[docs] Improve wide-EP performance + benchmarking documentation (#27933)

Signed-off-by: Seiji Eicher <seiji@anyscale.com>
2025-12-10 17:15:54 -05:00
parent fcb894222f
commit b9e0951f96
3 changed files with 42 additions and 4 deletions
--- a/docs/serving/data_parallel_deployment.md
+++ b/docs/serving/data_parallel_deployment.md
@@ -24,7 +24,7 @@ There are two distinct modes supported for online deployments - self-contained w

 vLLM supports "self-contained" data parallel deployments that expose a single API endpoint.

-It can be configured by simply including e.g. `--data-parallel-size=4` in the vllm serve command line arguments. This will require 4 GPUs. It can be combined with tensor parallel, for example `--data-parallel-size=4 --tensor-parallel-size=2`, which would require 8 GPUs.
+It can be configured by simply including e.g. `--data-parallel-size=4` in the vllm serve command line arguments. This will require 4 GPUs. It can be combined with tensor parallel, for example `--data-parallel-size=4 --tensor-parallel-size=2`, which would require 8 GPUs. When sizing DP deployments, remember that `--max-num-seqs` applies per DP rank.

 Running a single data parallel deployment across multiple nodes requires a different `vllm serve` to be run on each node, specifying which DP ranks should run on that node. In this case, there will still be a single HTTP entrypoint - the API server(s) will run only on one node, but it doesn't necessarily need to be co-located with the DP ranks.

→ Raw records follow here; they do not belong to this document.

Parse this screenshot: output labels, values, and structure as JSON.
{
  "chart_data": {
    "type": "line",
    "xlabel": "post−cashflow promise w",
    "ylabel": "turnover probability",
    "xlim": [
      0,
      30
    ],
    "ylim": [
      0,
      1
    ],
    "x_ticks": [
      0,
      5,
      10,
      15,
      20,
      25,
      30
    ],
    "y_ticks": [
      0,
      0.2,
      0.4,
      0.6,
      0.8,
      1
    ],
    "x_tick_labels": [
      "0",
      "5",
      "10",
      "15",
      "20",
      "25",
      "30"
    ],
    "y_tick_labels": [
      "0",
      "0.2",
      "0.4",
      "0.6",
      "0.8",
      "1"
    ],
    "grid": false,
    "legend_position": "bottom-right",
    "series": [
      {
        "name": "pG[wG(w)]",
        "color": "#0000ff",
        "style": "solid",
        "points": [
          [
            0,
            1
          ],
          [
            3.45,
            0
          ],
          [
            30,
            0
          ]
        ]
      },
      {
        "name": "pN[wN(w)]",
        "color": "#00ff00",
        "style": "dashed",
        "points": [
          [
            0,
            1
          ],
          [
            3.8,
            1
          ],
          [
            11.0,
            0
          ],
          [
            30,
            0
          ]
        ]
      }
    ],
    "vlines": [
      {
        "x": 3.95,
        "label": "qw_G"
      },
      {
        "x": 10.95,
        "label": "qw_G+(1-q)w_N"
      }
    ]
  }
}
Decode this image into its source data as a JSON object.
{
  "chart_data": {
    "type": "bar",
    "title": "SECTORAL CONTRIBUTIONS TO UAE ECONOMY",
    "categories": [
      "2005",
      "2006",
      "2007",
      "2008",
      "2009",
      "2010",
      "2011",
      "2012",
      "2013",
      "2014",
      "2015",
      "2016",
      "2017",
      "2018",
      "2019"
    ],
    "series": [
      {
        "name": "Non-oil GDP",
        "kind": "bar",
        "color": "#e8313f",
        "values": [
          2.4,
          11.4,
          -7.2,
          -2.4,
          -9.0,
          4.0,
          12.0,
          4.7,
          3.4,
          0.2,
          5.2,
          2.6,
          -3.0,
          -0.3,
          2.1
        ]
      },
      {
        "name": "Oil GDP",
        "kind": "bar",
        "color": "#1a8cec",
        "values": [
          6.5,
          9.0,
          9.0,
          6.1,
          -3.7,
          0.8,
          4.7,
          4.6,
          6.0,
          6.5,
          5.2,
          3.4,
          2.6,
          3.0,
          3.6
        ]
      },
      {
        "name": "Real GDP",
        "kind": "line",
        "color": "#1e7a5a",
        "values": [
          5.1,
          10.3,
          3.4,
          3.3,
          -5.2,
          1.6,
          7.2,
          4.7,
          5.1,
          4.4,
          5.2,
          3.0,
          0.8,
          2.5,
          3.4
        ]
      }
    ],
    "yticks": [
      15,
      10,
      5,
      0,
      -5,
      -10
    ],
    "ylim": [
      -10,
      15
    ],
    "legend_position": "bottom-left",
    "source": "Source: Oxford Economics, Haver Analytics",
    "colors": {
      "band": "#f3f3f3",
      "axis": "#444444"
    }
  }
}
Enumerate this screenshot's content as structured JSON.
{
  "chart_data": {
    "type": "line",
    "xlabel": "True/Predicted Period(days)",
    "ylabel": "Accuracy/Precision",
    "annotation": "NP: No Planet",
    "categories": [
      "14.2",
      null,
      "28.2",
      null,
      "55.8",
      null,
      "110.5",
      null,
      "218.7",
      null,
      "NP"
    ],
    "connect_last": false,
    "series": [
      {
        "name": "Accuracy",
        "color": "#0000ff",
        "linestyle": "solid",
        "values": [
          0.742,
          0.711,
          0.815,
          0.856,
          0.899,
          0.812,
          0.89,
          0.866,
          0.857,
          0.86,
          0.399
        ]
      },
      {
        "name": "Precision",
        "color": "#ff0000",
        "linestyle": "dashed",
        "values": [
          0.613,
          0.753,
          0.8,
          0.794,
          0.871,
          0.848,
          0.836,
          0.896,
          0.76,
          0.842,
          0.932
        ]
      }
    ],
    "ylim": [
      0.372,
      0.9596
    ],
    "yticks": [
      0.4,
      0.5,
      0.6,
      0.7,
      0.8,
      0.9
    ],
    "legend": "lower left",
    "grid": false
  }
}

@@ -80,6 +80,18 @@ When deploying large DP sizes using this method, the API server process can beco
 ![DP Internal LB Diagram](../assets/deployment/dp_internal_lb.png)
 </figure>

+## Hybrid Load Balancing
+
+Hybrid load balancing sits between the internal and external approaches. Each node runs its own API server(s) that only queue requests to the data-parallel engines colocated on that node. An upstream load balancer (for example, an ingress controller or traffic router) spreads user requests across those per-node endpoints.
+
+Enable this mode with `--data-parallel-hybrid-lb` while still launching every node with the global data-parallel size. The key differences from internal load balancing are:
+
+- You must provide `--data-parallel-size-local` and `--data-parallel-start-rank` so each node knows which ranks it owns.
+- Not compatible with `--headless` since every node exposes an API endpoint.
+- Scale `--api-server-count` per node based on the number of local ranks
+
+In this configuration, each node keeps scheduling decisions local, which reduces cross-node traffic and avoids single node bottlenecks at larger DP sizes.
+
 ## External Load Balancing

 For larger scale deployments especially, it can make sense to handle the orchestration and load balancing of data parallel ranks externally.